Federal law reads that “willfully causing bodily injury to any person or…attempting to cause bodily injury to any person, because of the actual or perceived race, color, religion, or national origin of any person” is a hate crime.


“The evidence we have uncovered so far makes no mistake that this is an absolute racist hate crime,” Buffalo Police Commissioner Joseph Gramaglia said Sunday. “And it will be prosecuted as a hate crime.”

Investigators said that the alleged shooter carefully chose this grocery store in a predominantly Black neighborhood, traveling about 200 miles from his home to the area.

The suspect researched the neighborhood’s demographics and conducted reconnaissance before the attack, according to investigators.

Buffalo Mayor Byron Brown said the gunman “came here with the express purpose of taking as many Black lives as he possibly could.”

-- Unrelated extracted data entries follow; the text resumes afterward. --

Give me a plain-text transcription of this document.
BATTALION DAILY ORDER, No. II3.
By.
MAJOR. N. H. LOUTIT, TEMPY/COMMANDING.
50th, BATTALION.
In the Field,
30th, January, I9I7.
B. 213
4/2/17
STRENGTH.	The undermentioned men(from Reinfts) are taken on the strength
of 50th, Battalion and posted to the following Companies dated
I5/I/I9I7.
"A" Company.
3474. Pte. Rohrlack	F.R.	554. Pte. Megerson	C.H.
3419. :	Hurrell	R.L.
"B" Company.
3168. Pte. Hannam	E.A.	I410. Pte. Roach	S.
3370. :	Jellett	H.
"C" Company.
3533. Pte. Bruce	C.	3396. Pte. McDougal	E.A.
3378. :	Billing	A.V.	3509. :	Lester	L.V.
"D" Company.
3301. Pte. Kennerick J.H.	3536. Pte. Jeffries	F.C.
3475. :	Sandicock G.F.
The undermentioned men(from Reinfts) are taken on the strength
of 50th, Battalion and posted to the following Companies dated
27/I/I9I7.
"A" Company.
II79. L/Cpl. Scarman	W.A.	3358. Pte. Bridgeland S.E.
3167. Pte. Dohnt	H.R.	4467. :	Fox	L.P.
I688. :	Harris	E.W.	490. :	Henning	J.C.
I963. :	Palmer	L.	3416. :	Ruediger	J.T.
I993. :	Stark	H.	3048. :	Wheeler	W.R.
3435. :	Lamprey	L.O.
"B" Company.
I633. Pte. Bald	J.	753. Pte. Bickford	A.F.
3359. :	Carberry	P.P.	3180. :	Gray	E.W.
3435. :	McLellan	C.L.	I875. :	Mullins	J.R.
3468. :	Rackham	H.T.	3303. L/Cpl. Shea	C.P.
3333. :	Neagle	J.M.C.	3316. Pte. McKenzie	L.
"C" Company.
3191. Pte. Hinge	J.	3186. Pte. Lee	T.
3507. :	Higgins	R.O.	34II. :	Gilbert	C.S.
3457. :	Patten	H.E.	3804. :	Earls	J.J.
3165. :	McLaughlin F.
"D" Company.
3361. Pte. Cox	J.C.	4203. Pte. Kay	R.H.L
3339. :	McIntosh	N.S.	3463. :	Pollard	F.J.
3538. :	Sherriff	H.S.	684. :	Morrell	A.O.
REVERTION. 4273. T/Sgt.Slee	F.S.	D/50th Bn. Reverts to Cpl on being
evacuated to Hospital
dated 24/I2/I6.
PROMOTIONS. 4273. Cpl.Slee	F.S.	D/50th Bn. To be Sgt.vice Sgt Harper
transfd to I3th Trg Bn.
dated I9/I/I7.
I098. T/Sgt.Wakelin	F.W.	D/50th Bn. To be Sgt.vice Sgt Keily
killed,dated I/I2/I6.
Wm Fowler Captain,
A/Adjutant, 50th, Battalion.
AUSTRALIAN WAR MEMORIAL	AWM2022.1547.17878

A racist 180-page document, purportedly written by the suspect, could be further evidence as to whether this incident is by definition a hate crime.

The document gives plans for the attack and makes references to other racist shootings.

It also outlines a racist ideology rooted in a belief that the U.S. should belong only to white people, saying the assault was intended to terrorize all non-white, non-Christian people and get them to leave the country.

Federal authorities were working to confirm the document’s authenticity.

The FBI and the ATF are working with local law enforcement to investigate the suspect’s motivation.

This case could be prosecuted on the state level or at the federal level.

New York Gov. Kathy Hochul said this case could be prosecuted as a hate crime or even possibly domestic terrorism in New York. New York has laws for both.

But there’s discussion in Washington as to whether domestic terrorism should be considered a federal crime.

Both President Joe Biden and House Speaker Nancy Pelosi referenced that they do believe this is domestic terrorism.

But right now, there isn’t a law on the books at the national level that would make it a federal crime.

In New York, the suspect has already been charged with first-degree murder.